A portrait of my mother (on her nth birthday)

By Rex Catubig

 

YOU could never catch my mother without makeup. Or at least without a penciled eyebrow and red lipstick.

It’s a vanity routine she had to do that made her day complete.

But it was something that for a young boy was both penance and punishment.

It made for an agonizing wait every Sunday when we had to go to the población parish to hear mass.

It actually doubled the agony of having to listen to the soporific priest’s sermon that I hardly understood.

But makeup was life for her. She could do without her ruby or pearl earrings, but she could never part with her Max Factor.

Looking well made her feel good and she carried this on over the years, even when her eyesight began to fail her and old age started to creep in.

During my yearly holiday vacation, she would always be there at the door to welcome me home–fully made up no matter the time of day.

One time, I arrived in Dagupan in the wee hours, it must have been three in the morning.

At the sound of the door buzzer, I imagined she was jolted out of her sleep, jumped out of bed, and excitedly came out of her room, her maid in tow, to open and meet me at the door.

As I entered, I took her hand to my forehead, but when I looked up and saw her up close, a mixed emotion ran through me.

Her eyebrows looked as if doodled by a child playing with colored chalk.
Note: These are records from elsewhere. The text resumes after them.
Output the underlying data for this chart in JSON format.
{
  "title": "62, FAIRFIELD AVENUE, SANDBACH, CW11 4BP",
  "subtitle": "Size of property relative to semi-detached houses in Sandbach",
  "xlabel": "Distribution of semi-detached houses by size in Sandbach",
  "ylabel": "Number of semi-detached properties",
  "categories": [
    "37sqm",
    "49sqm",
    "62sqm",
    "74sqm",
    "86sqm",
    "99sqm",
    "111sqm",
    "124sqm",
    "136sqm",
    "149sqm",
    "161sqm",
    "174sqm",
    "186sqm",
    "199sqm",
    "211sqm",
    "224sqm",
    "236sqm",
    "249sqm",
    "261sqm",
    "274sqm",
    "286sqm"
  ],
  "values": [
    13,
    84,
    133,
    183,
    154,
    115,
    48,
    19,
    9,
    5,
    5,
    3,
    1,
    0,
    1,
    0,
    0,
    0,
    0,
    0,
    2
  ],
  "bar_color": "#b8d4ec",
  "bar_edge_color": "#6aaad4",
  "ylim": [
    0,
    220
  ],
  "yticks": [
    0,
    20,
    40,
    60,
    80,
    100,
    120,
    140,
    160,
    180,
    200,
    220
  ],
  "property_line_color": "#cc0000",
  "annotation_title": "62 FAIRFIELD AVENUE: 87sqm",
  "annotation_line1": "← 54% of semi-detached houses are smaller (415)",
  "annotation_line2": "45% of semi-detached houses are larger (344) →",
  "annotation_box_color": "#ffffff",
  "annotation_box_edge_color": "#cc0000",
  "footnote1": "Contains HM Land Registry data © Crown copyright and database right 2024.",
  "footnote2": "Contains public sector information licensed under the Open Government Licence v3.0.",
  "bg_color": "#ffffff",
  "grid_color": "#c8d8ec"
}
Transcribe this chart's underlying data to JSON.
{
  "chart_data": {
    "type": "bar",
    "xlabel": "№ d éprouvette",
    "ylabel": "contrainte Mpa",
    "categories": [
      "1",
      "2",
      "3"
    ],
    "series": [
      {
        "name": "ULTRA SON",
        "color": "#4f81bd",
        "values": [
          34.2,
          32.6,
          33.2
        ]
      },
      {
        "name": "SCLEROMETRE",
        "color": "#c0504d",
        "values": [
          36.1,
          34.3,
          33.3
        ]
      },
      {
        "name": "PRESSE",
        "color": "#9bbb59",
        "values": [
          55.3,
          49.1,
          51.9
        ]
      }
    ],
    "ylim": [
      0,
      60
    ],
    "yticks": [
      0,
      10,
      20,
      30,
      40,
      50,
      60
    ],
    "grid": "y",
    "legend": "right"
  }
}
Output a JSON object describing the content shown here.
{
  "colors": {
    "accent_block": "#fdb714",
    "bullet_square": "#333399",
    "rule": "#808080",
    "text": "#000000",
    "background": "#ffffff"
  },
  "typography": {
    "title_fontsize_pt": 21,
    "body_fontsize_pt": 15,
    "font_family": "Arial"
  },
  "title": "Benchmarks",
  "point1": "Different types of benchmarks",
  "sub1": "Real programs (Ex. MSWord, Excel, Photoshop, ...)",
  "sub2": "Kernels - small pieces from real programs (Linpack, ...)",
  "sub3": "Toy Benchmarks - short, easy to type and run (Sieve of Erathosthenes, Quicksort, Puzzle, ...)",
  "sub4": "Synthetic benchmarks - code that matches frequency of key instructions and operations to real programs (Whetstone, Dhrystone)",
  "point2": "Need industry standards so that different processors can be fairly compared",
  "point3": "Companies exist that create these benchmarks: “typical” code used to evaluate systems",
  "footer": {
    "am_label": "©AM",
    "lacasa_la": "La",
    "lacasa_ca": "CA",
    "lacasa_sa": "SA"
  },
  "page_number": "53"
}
They were crooked and not the perfect crescent I was used to seeing. It was funny to behold and I had to hold back a chuckle. Yet, a tinge of sadness overcame me, to see her in what I recognized as a slow but sure descent to old age and infirmity.

I remarked that she should have turned on the light when she awoke. You should have slept with your makeup on, I jokingly chided her. “Ay agi, agko la naimano ed pangaganat ko”, she excused the morning mishap. (“I didn’t take a look at my face in my haste”).

Posthaste, I asked the maid to redo her brows and powder her face.

She always wanted to look her best. And she put on a herculean effort to do that so she could be beautiful, not just for herself, but in our sight. She wouldn’t have it otherwise.

She died quietly, one morning, as she sat up in bed, my brother whom she had earlier called to see her, sitting beside her. It was early morning, she was in dusters and she had not yet put her makeup on.

Calmly, she rested her head on my brother’s shoulder. And she was gone.

She had already been laid on her bed when I arrived—sans her nicely coiffed hair and her signature look.

Nonetheless, she remains beautiful in my heart, where she never ages, her brows thinly penciled in brown, her face meticulously wet sponged with her Max Factor cake compact–the shade of which was on the geisha end of the color scale. Yes, she loved being a mestiza despite her already fair complexion.

Nanay Ebay, your portrait as a beautiful woman and loving, caring mother is always up close in our minds and hearts. Whatever the season or the reason, you are always ready for your close up.